To quantify my earlier observation that the size of discrepancies is coming down, we can take a quick look at the averages. In the first article, the average discrepancy of all listed outliers was around seven points. Now, that’s down to just 4 points, within the margin for error. That is another data point in support of the idea that the discrepancies are being reduced over time. It also gives us some clues as to the time frame it takes for these things to stabilize. On average, the discrepancies are being reduced by almost half, over a month or so.
Moving on, let’s try to answer the two questions posed above.
Q1) Did the model predict that strikeout rates would move in the right direction?
A1) Yes, it would appear so. 21 of the 25 pitchers got the predicted direction correct, which is a solid 84% success rate.
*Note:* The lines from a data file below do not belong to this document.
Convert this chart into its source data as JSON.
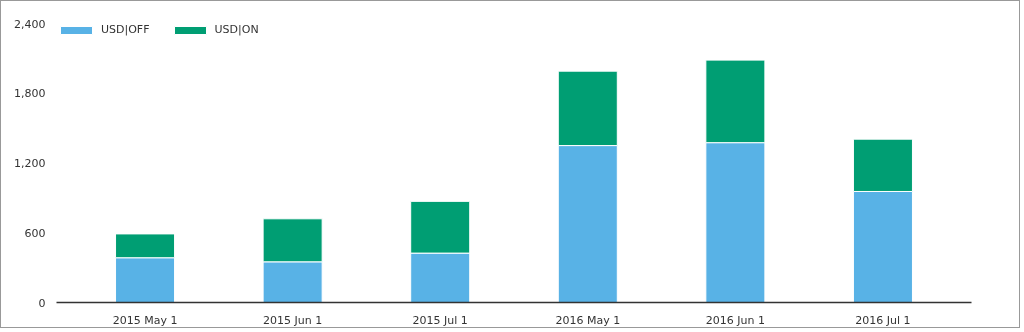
{
  "chart_data": {
    "type": "bar",
    "stacked": true,
    "categories": [
      "2015 May 1",
      "2015 Jun 1",
      "2015 Jul 1",
      "2016 May 1",
      "2016 Jun 1",
      "2016 Jul 1"
    ],
    "series": [
      {
        "name": "USD|OFF",
        "color": "#58b2e6",
        "values": [
          385,
          350,
          425,
          1350,
          1375,
          955
        ]
      },
      {
        "name": "USD|ON",
        "color": "#009e73",
        "values": [
          205,
          370,
          445,
          640,
          710,
          450
        ]
      }
    ],
    "ylim": [
      0,
      2400
    ],
    "yticks": [
      0,
      {
        "value": 600,
        "label": "600"
      },
      {
        "value": 1200,
        "label": "1,200"
      },
      {
        "value": 1800,
        "label": "1,800"
      },
      {
        "value": 2400,
        "label": "2,400"
      }
    ],
    "grid": false,
    "legend": "top left"
  }
}
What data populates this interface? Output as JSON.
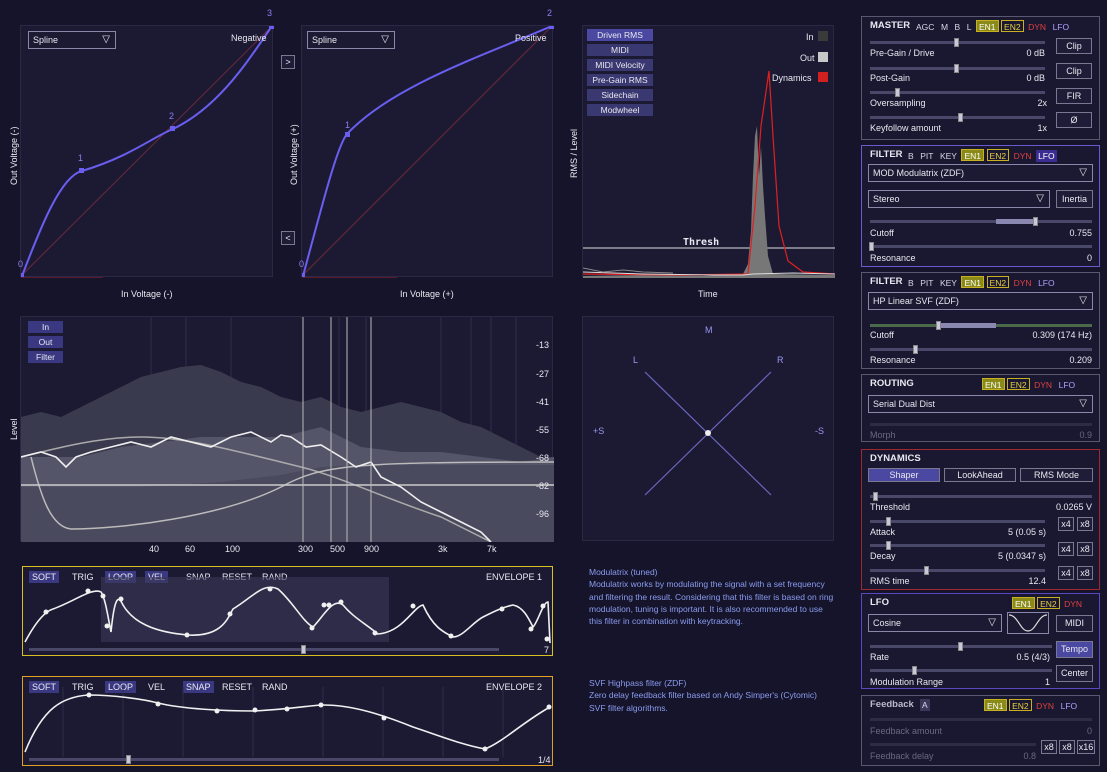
{
  "colors": {
    "accent": "#5a50e0",
    "curve": "#7060ff",
    "red": "#e03030",
    "yellow": "#d8c020"
  },
  "shaper": {
    "neg": {
      "select": "Spline",
      "mode": "Negative",
      "xlabel": "In Voltage (-)",
      "ylabel": "Out Voltage (-)",
      "points": [
        "0",
        "1",
        "2",
        "3"
      ]
    },
    "pos": {
      "select": "Spline",
      "mode": "Positive",
      "xlabel": "In Voltage (+)",
      "ylabel": "Out Voltage (+)",
      "points": [
        "0",
        "1",
        "2"
      ]
    },
    "arrow_right": ">",
    "arrow_left": "<"
  },
  "rms": {
    "sources": [
      "Driven RMS",
      "MIDI",
      "MIDI Velocity",
      "Pre-Gain RMS",
      "Sidechain",
      "Modwheel"
    ],
    "legend": [
      "In",
      "Out",
      "Dynamics"
    ],
    "thresh": "Thresh",
    "xlabel": "Time",
    "ylabel": "RMS / Level"
  },
  "spectrum": {
    "buttons": [
      "In",
      "Out",
      "Filter"
    ],
    "ylabel": "Level",
    "db_ticks": [
      "-13",
      "-27",
      "-41",
      "-55",
      "-68",
      "-82",
      "-96"
    ],
    "freq_ticks": [
      "40",
      "60",
      "100",
      "300",
      "500",
      "900",
      "3k",
      "7k"
    ]
  },
  "vector": {
    "m": "M",
    "l": "L",
    "r": "R",
    "ps": "+S",
    "ms": "-S"
  },
  "env1": {
    "buttons": [
      "SOFT",
      "TRIG",
      "LOOP",
      "VEL",
      "SNAP",
      "RESET",
      "RAND"
    ],
    "title": "ENVELOPE 1",
    "value": "7"
  },
  "env2": {
    "buttons": [
      "SOFT",
      "TRIG",
      "LOOP",
      "VEL",
      "SNAP",
      "RESET",
      "RAND"
    ],
    "title": "ENVELOPE 2",
    "value": "1/4"
  },
  "desc1": {
    "title": "Modulatrix (tuned)",
    "body": "Modulatrix works by modulating the signal with a set frequency and filtering the result. Considering that this filter is based on ring modulation, tuning is important. It is also recommended to use this filter in combination with keytracking."
  },
  "desc2": {
    "title": "SVF Highpass filter (ZDF)",
    "body": "Zero delay feedback filter based on Andy Simper's (Cytomic) SVF filter algorithms."
  },
  "master": {
    "title": "MASTER",
    "chips": [
      "AGC",
      "M",
      "B",
      "L",
      "EN1",
      "EN2",
      "DYN",
      "LFO"
    ],
    "pregain": {
      "label": "Pre-Gain / Drive",
      "value": "0 dB"
    },
    "postgain": {
      "label": "Post-Gain",
      "value": "0 dB"
    },
    "oversampling": {
      "label": "Oversampling",
      "value": "2x"
    },
    "keyfollow": {
      "label": "Keyfollow amount",
      "value": "1x"
    },
    "btns": [
      "Clip",
      "Clip",
      "FIR",
      "Ø"
    ]
  },
  "filter1": {
    "title": "FILTER",
    "chips": [
      "B",
      "PIT",
      "KEY",
      "EN1",
      "EN2",
      "DYN",
      "LFO"
    ],
    "type": "MOD Modulatrix (ZDF)",
    "stereo": "Stereo",
    "inertia": "Inertia",
    "cutoff": {
      "label": "Cutoff",
      "value": "0.755"
    },
    "resonance": {
      "label": "Resonance",
      "value": "0"
    }
  },
  "filter2": {
    "title": "FILTER",
    "chips": [
      "B",
      "PIT",
      "KEY",
      "EN1",
      "EN2",
      "DYN",
      "LFO"
    ],
    "type": "HP Linear SVF (ZDF)",
    "cutoff": {
      "label": "Cutoff",
      "value": "0.309 (174 Hz)"
    },
    "resonance": {
      "label": "Resonance",
      "value": "0.209"
    }
  },
  "routing": {
    "title": "ROUTING",
    "chips": [
      "EN1",
      "EN2",
      "DYN",
      "LFO"
    ],
    "type": "Serial Dual Dist",
    "morph": {
      "label": "Morph",
      "value": "0.9"
    }
  },
  "dynamics": {
    "title": "DYNAMICS",
    "modes": [
      "Shaper",
      "LookAhead",
      "RMS Mode"
    ],
    "threshold": {
      "label": "Threshold",
      "value": "0.0265 V"
    },
    "attack": {
      "label": "Attack",
      "value": "5 (0.05 s)"
    },
    "decay": {
      "label": "Decay",
      "value": "5 (0.0347 s)"
    },
    "rms": {
      "label": "RMS time",
      "value": "12.4"
    },
    "mult": [
      "x4",
      "x8"
    ]
  },
  "lfo": {
    "title": "LFO",
    "chips": [
      "EN1",
      "EN2",
      "DYN"
    ],
    "wave": "Cosine",
    "midi": "MIDI",
    "tempo": "Tempo",
    "center": "Center",
    "rate": {
      "label": "Rate",
      "value": "0.5 (4/3)"
    },
    "range": {
      "label": "Modulation Range",
      "value": "1"
    }
  },
  "feedback": {
    "title": "Feedback",
    "chips": [
      "A",
      "EN1",
      "EN2",
      "DYN",
      "LFO"
    ],
    "amount": {
      "label": "Feedback amount",
      "value": "0"
    },
    "delay": {
      "label": "Feedback delay",
      "value": "0.8"
    },
    "mult": [
      "x8",
      "x8",
      "x16"
    ]
  }
}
Furthermore, of the four pitchers whose predictions weren’t correct, three of them only moved a tiny amount in said wrong direction. Tyler Anderson is the sole major outlier here.
Q2) What about the amounts? Are the strikeouts changing, or have we been wasting our time reading this nonsense??
A2) Again, it does look like we pass the test here. The last column on the table shows (for pitchers who did close their gap at least partially) what portion of that closure was from the strikeout side. As you can see, most pitchers (81%) are over 50% and many are at 90+. There is again only a single major outlier, Mike Fiers and his 20%. The average contribution towards the gap closure from strikeout rates is 76%. In retrospect, this fits nicely with the statistical data from my original piece. As a reminder, here are the two graphs showing the correlations between strikeouts and the two PD metrics I use to predict them:
Do those R-squared values seem familiar? R-squared values are another way of saying “the data fits this model X percent of the time”, so the fact that the predictions are roughly 75% accurate should be pretty much exactly what we expected.
Overall I am certainly encouraged by these results. It’s only two months of data, but 75-84% accurate predictions (depending on measurement) seems pretty solid and also in line with what we know from my previous work. There is one VERY important caveat though, in that I am only analyzing the most extreme outliers here. This is important to understand. The metrics just aren’t going to be very useful for analyzing every pitcher, since the vast majority of them are operating within their normal expected range. But the evidence does seem to support my methodology for identifying the largest outliers, and also predict what will happen to them going forward.
So this is good. I’m happy I get to keep working on this and not throw it all out the window. But, these results don’t come without downsides. If a system is designed to catch outliers, but the outliers are disappearing, at some point the system stops being useful. Going forward, I’ll need to take this account in order to stay relevant. With that being said, and also incorporating some feedback from readers, I’m going to start by splitting out the rankings into two tables. I’ll present the qualified SP first in one table, and then present another table for the guys with less innings. Here you go:
Table A – Qualified Starters
Table B – 10 IP Minimum
Data is current through games of Tuesday, May 29. Methodologies for the calculations remain unchanged from last week. Pitcher score is weighted 50/50 between PD score and xSLG. PD score is weighted as 3 points O-Swing%, 3 points Contact%, 3 points SwStr%, 1 point F-Strike%.
Predicted K% is calculated only from Contact% and SwStr%.
For both “K% difference” and “SLG-xSLG” columns, a negative number indicates good luck that should regress negatively going forward. A positive number indicates bad luck that should regress positively.
ERA, BB%, and SLG-xSLG are included for reference only and not included in any calculations.